In probability terms, let A = you chose a car on your first trial
~A = you chose a goat
Let B = Monty chooses a car after his actions,
~B = Monty's door is a goat
If your actions and Monty's are independent, then P(B|A) = P(B).
That is, the probability that Monty chooses a goat is independent of what you do. But that's not true.
In fact, the true model is:
P(B|A) = 0
P(B|~A) = 1
If you chose a goat, Monty's door is a car. P(B|~A) = 1.
If you chose a car, Monty's door is a goat. P(B|A) = 0.
Now the question we want to know is, what is P(B)? When all the actions are over, what is the probability that Monty's door holds a car?
P(B) = P(B|A) P(A) + P(B|~A) P(~A)
= 0 * (1/3) + 1 * (2/3)
= 2/3.
They are different choices. The fact that you picked a door earlier has no relevance to proposition #4. It's exactly the same as coin flips that happened prior to proposition #2.

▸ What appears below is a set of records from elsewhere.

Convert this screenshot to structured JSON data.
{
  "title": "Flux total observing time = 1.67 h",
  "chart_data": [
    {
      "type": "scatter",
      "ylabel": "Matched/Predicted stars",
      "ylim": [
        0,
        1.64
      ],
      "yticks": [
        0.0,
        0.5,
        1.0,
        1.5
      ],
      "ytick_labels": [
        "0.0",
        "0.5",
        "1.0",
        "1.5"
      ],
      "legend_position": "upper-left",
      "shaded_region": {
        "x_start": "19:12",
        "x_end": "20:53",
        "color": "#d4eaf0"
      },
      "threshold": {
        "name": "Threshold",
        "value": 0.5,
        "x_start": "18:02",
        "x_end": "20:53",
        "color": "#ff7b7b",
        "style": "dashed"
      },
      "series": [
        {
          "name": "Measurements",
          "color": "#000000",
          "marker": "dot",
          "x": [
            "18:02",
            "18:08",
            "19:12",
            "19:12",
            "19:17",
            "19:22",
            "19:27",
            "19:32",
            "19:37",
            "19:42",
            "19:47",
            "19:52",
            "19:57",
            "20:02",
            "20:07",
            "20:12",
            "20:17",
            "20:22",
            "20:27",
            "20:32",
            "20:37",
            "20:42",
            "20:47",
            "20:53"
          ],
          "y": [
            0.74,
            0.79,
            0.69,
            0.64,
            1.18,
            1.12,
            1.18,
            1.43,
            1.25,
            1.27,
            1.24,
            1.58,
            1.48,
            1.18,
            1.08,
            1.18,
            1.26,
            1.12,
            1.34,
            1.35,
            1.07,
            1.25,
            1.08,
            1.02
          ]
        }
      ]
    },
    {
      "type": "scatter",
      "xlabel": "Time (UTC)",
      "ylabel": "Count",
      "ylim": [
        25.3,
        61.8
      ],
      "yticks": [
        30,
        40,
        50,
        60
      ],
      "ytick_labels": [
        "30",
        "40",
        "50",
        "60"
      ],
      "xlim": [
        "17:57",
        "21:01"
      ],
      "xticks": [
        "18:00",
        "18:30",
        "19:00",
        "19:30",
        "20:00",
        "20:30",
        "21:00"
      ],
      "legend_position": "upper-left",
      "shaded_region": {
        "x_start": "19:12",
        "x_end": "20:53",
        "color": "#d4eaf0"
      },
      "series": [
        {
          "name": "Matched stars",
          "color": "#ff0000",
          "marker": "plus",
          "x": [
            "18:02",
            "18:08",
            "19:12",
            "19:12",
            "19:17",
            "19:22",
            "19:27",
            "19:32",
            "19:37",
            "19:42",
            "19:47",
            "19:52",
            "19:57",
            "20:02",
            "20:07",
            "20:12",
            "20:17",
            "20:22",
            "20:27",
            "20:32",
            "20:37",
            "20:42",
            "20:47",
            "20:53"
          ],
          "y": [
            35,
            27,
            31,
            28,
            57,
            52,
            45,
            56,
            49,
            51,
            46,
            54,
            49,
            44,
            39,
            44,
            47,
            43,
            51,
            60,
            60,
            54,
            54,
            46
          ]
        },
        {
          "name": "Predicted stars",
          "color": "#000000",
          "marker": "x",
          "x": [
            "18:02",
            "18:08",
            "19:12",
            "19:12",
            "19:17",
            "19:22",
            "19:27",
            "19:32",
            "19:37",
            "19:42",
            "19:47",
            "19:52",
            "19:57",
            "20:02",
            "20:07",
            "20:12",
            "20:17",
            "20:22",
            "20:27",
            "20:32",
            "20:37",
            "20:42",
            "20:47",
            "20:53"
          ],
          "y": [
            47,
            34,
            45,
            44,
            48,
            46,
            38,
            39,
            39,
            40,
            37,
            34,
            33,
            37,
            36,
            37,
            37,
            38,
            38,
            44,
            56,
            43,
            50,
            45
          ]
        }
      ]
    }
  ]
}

Absolutely untrue. The doors Monty is offering you depend on what you chose the first time. Hence the conditional probabilities are different than the unconditioned probability.
All that's important is:
A> There are two choices
B> You are equally able to choose either
C> One choice is victory and the other defeat
Nope. And it's because Monty's actions are conditioned on yours.
Here are the two possibilities for that fateful 2nd choice, before we open the two remaining doors:
Door 1 2
Goat Car
Car Goat
Now, you are saying that Monty has arranged things so that these are equally likely outcomes. But they aren't. If Door 1 is your original
choice and Door 2 is the one Monty offers after opening the rest, then the probability that the arrangement is (Goat, Car) is (N-1)/N where N = the number of original doors. The probability that the final arrangement is (Goat,Car) is exactly the probability that the first choice was Goat.

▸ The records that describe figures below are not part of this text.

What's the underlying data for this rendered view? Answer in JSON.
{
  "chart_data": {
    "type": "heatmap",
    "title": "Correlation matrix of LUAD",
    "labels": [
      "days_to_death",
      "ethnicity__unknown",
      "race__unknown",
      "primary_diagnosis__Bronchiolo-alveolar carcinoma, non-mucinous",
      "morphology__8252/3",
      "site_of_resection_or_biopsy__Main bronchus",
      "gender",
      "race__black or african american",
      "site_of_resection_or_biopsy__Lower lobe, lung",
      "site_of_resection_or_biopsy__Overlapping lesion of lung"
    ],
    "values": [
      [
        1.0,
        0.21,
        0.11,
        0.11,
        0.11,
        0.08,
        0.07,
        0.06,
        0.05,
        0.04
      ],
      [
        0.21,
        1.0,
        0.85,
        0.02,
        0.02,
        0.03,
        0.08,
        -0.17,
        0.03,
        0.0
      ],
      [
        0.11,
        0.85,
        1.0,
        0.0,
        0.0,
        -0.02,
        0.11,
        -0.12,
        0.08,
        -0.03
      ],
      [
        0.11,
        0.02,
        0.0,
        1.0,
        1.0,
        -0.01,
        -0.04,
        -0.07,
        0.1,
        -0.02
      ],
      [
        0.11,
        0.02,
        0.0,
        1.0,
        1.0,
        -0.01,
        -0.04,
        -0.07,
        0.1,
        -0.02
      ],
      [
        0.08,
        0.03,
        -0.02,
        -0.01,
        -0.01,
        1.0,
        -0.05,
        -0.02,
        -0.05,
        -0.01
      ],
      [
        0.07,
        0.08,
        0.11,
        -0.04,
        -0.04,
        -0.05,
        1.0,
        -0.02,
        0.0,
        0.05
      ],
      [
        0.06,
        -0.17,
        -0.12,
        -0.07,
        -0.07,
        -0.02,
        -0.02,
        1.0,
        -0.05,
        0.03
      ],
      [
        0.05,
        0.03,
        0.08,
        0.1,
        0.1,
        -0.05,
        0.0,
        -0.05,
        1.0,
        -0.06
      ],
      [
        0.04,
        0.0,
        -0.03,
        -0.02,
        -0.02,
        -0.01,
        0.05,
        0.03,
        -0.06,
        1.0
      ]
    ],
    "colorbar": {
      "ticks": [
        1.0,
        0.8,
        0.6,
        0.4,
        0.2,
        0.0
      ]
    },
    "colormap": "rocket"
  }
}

The first coin flip was NOT a fair coin. You were NOT equally able to choose Goat or Car on the first choice, and so you aren't equally likely to be based with (Goat, Car) and (Car, Goat) after Monty's move.
If Monty had you choose "your" door after he opened all but 2, then we'd be faced with a 50/50 choice. Then we'd have P(A) = P(B) = 1/2. But that's not the situation. P(A) is not 1/2, it's 1/N.
Many people here seem intent on adding bigger numbers, as if that changes anything. It does not. If there are a BILLION doors and I pick one, and only one is a winner, then my odds are one in a billion.
Precisely.
However if God comes by and eliminates all but two choices, one of which is the winner, and I can choose either... it's back to one in two. The prior one in a billion choice has no bearing on the subsequent one in two choice.
Also correct. However, if God lets you choose first, so that there is only a 1 in a bililion chance you've got the car, then there is a 999,999,999 in a billion chance that God's door is the car. Those outcomes are all the ones in which you didn't pick the car first.
I hope that this helps.... 
It helped me sort out the thinking of the 50-percenters.